Cerchiamo di essere coerenti. Se, come disse Feuerbach, “L’uomo è ciò che mangia” la nostra nutrizione dovrebbe elevarsi dal vile abbrutimento del panino in piedi – e della MacDonaldiana refezione in batteria – per assurgere a più nobili vette metafisiche. Sia chiaro che con questa ode ai piaceri del palato non voglio paragonare una torta Sacher alla Venere di Milo, né la Divina Commedia a un Pasticcio di Maccheroni. Intendo soltanto affermare che la gastronomia (il mangiare) è parte integrante della cultura di un popolo, a tal punto da incrementare lo sviluppo turistico di un territorio se le tradizioni locali sono state preservate o convenientemente riproposte).
Matanza un rito antico
Si pensi all’uccisione del maiale, avvenimento tipicamente invernale celebrato tra novembre e marzo. Nel Belpaese d’antàn mazàa el purscèl, direbbero i brianzoli, rappresentava qualcosa di più dell’attuale soppressione del suino perpetrata – ormai sempre più raramente – tra una ristretta cerchia di amici.

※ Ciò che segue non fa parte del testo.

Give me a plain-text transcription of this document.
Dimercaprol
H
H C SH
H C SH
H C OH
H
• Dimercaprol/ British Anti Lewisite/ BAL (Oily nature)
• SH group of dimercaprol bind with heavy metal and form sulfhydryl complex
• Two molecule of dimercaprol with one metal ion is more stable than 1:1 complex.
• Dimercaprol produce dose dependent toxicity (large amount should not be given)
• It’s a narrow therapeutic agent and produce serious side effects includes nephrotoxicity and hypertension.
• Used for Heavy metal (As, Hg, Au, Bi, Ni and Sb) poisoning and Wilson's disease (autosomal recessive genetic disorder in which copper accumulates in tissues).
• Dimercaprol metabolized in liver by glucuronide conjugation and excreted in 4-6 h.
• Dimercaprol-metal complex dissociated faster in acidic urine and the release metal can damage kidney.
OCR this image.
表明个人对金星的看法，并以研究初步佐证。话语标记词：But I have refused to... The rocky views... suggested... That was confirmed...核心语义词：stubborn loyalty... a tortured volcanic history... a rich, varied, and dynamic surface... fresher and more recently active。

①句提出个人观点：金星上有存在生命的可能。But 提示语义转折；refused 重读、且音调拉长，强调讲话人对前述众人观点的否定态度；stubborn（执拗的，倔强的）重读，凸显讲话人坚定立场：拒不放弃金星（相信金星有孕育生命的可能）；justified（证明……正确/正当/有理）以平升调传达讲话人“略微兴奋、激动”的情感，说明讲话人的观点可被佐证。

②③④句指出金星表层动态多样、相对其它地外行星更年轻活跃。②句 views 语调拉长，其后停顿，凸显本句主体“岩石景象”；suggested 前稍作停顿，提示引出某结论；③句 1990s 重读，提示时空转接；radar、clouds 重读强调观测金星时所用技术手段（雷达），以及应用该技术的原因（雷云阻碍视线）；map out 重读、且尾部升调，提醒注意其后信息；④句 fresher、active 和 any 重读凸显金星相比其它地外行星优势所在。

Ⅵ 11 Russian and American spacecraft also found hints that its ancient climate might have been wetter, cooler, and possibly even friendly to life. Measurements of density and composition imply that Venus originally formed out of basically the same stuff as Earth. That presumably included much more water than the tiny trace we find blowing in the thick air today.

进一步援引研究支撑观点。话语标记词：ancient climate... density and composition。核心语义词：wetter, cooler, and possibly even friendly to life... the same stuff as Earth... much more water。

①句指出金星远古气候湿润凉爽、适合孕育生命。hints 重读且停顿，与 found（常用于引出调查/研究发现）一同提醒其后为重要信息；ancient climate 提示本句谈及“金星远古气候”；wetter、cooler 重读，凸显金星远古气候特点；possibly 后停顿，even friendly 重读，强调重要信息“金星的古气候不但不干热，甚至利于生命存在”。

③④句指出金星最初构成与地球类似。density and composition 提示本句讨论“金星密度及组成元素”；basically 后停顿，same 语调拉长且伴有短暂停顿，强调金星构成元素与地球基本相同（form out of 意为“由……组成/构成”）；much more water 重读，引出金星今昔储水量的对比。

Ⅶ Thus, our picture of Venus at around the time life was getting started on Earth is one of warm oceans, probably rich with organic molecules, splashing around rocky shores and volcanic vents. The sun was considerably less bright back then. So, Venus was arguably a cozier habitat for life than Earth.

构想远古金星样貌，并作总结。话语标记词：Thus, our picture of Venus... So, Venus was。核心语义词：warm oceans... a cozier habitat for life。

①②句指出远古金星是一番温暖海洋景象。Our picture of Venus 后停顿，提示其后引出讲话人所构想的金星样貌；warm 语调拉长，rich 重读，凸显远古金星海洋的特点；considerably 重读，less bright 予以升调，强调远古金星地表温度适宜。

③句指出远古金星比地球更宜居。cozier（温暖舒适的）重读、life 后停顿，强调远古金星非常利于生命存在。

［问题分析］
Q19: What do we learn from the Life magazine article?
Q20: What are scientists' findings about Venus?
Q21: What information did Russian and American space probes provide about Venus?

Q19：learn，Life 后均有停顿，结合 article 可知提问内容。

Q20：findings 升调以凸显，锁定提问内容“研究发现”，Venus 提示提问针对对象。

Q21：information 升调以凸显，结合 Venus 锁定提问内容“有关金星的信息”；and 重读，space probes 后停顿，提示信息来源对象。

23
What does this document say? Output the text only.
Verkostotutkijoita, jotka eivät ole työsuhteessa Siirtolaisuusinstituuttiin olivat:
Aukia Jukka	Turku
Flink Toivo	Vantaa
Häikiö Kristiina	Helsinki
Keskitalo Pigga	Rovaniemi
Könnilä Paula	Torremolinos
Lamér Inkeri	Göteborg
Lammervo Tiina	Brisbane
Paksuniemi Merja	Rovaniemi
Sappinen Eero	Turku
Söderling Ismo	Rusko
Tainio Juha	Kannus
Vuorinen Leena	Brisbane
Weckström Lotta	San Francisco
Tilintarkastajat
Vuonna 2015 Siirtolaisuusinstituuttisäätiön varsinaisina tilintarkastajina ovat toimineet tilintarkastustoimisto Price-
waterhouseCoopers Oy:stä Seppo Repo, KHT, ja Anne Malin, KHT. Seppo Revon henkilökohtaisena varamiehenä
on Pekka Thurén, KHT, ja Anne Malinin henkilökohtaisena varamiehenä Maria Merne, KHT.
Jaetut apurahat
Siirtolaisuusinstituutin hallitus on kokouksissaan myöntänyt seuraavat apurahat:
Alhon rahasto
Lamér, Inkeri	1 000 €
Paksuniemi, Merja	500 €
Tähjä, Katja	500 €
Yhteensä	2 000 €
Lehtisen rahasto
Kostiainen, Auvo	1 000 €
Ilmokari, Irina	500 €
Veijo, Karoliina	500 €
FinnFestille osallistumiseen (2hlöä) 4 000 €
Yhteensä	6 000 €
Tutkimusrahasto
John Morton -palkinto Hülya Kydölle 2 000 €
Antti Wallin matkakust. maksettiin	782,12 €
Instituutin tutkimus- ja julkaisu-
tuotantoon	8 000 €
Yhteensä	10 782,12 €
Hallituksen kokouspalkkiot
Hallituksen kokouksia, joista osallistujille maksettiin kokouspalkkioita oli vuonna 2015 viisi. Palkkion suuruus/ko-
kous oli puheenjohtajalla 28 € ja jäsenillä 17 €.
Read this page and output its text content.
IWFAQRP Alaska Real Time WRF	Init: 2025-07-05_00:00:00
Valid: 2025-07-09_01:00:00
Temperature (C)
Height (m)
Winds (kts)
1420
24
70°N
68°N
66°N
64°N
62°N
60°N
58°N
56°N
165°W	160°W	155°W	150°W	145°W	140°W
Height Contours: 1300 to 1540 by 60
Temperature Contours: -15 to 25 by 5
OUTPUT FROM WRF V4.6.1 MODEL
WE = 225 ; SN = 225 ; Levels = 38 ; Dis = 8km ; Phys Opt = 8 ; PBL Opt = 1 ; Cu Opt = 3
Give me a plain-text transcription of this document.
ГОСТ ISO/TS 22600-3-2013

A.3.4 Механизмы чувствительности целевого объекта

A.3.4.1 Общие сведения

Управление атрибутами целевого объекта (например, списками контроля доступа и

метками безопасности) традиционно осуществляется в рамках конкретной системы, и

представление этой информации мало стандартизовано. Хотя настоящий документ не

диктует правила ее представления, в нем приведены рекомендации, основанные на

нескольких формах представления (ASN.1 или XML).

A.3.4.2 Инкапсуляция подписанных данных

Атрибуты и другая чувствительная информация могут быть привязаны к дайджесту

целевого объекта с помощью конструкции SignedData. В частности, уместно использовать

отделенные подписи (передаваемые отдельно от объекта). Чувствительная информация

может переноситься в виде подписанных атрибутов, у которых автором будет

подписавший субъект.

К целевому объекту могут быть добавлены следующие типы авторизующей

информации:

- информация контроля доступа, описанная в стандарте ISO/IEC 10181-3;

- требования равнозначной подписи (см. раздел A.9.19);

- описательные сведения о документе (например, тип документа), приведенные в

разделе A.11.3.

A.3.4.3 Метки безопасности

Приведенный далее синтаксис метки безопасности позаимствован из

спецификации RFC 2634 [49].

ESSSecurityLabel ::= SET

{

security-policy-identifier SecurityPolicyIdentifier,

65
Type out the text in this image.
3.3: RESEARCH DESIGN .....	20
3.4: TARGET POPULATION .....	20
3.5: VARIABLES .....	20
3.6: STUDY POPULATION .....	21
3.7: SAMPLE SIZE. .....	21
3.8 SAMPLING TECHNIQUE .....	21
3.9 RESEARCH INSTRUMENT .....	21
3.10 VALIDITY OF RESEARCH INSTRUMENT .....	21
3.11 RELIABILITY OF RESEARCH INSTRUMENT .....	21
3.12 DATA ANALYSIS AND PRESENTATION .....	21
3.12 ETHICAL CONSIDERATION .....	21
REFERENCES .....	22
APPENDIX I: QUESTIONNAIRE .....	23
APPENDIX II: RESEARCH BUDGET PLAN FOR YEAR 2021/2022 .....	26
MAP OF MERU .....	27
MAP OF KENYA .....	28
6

La contestuale trasformazione del nimél (nel dialetto reggiano, l’animale per antonomasia, soprattutto perché di lui niente va sprecato), il suo quasi miracoloso divenire salsicce, pancetta, lardo e costine, costituiva una festa comune, un giorno speciale, una sorta di inno alla vita (a quei tempi dura assai).
Se dalle nostre parti la festa e l’euforìa per il sacrificio del maiale sono ormai soltanto un ricordo (con annessa scomparsa delle manifestazioni che aggregavano gli amanti del folklore e della buona tavola), in Spagna un albergatore castellano, Gil Martinez Soto, ha trasformato la matanza in un acontecimiento (evento) turistico-gastronomico tanto importante da essere dichiarato “Manifestazione di interesse nazionale”.
Ogni weekend, da gennaio a marzo, nello storico Burgo de Osma, in provincia di Soria (Castilla y Leòn, a due ore d’auto da Madrid) la canonica moltiplicazione del grufolante e mai troppo lodato porcellone in delizie del palato è celebrata con una ben precisa liturgia. Nella mattinata di sabato il maiale da matar é portato su uno spiazzo – una sorta di Place de la Concorde robespierrana – prospiciente il primo, modesto ristorante-albergo di Gil (il Virrey I, al quale – grazie al successo della Matanza – il creativo soriano ha aggiunto un ridondante Virrey II, contenente un curioso non meno che divertente minimuseo di statuette suine). Ucciso il maiale e depostolo brevemente sulla paglia bruciata per eliminarne le setole, il lavoro dei norcini prosegue con la collaborazione di esperte massaie: i primi squartano e sezionano costine e zampe, pancette e lombi; le seconde raccolgono il sangue e preparano ipso facto la prelibata (quantomeno per gli spagnoli) morcilla, un sanguinaccio con riso, talvolta pinoli, insaporito da paprika e altre spezie.
Nel magazzino-ristorante
Ma il trascorrere del tempo e l’invernale temperatura della meseta suggeriscono il passaggio dai riti ai fatti. La matanza prosegue pertanto in un vecchio magazzino di cereali abilmente ristrutturato in megaristorante (tipo festa bavarese della birra, siamo invece nella Mittelespaña) con una maratona gastronomica interamente dedicata al ricordo e all’assaggio del porséo sacrificato e di tanti altri suoi simili immolati meno platealmente. L’estetica può attendere, ma anche il gourmand con esigenze culturali non torna a mani vuote: El Burgo de Osma è un’intrigante cittadina ricca di storia (celtiberi, romani, arabi, reconquista) e di bellezze dell’architettura (cattedrale, museo episcopale, l’antica Università, l’ospedale barocco di San Agustìn). Semmai Feuerbach consentisse ritocchi al suo pensiero, concordando che “l’uomo è ciò che mangia” aggiungerei che è anche ciò che va ad ammirare.
Post Scriptum – Sia rivolto un reverente pensiero a ebrei e musulmani (quantomeno a quelli pii e pertanto osservanti): di detestare l’impuro maiale gliel’avranno anche suggerito dotti rabbini e coranici uléma, ma, quei croccanti ciccioli, un paio di sapide costine e qualche fettina di jamòn de pata negra de bellota, vuoi mettere?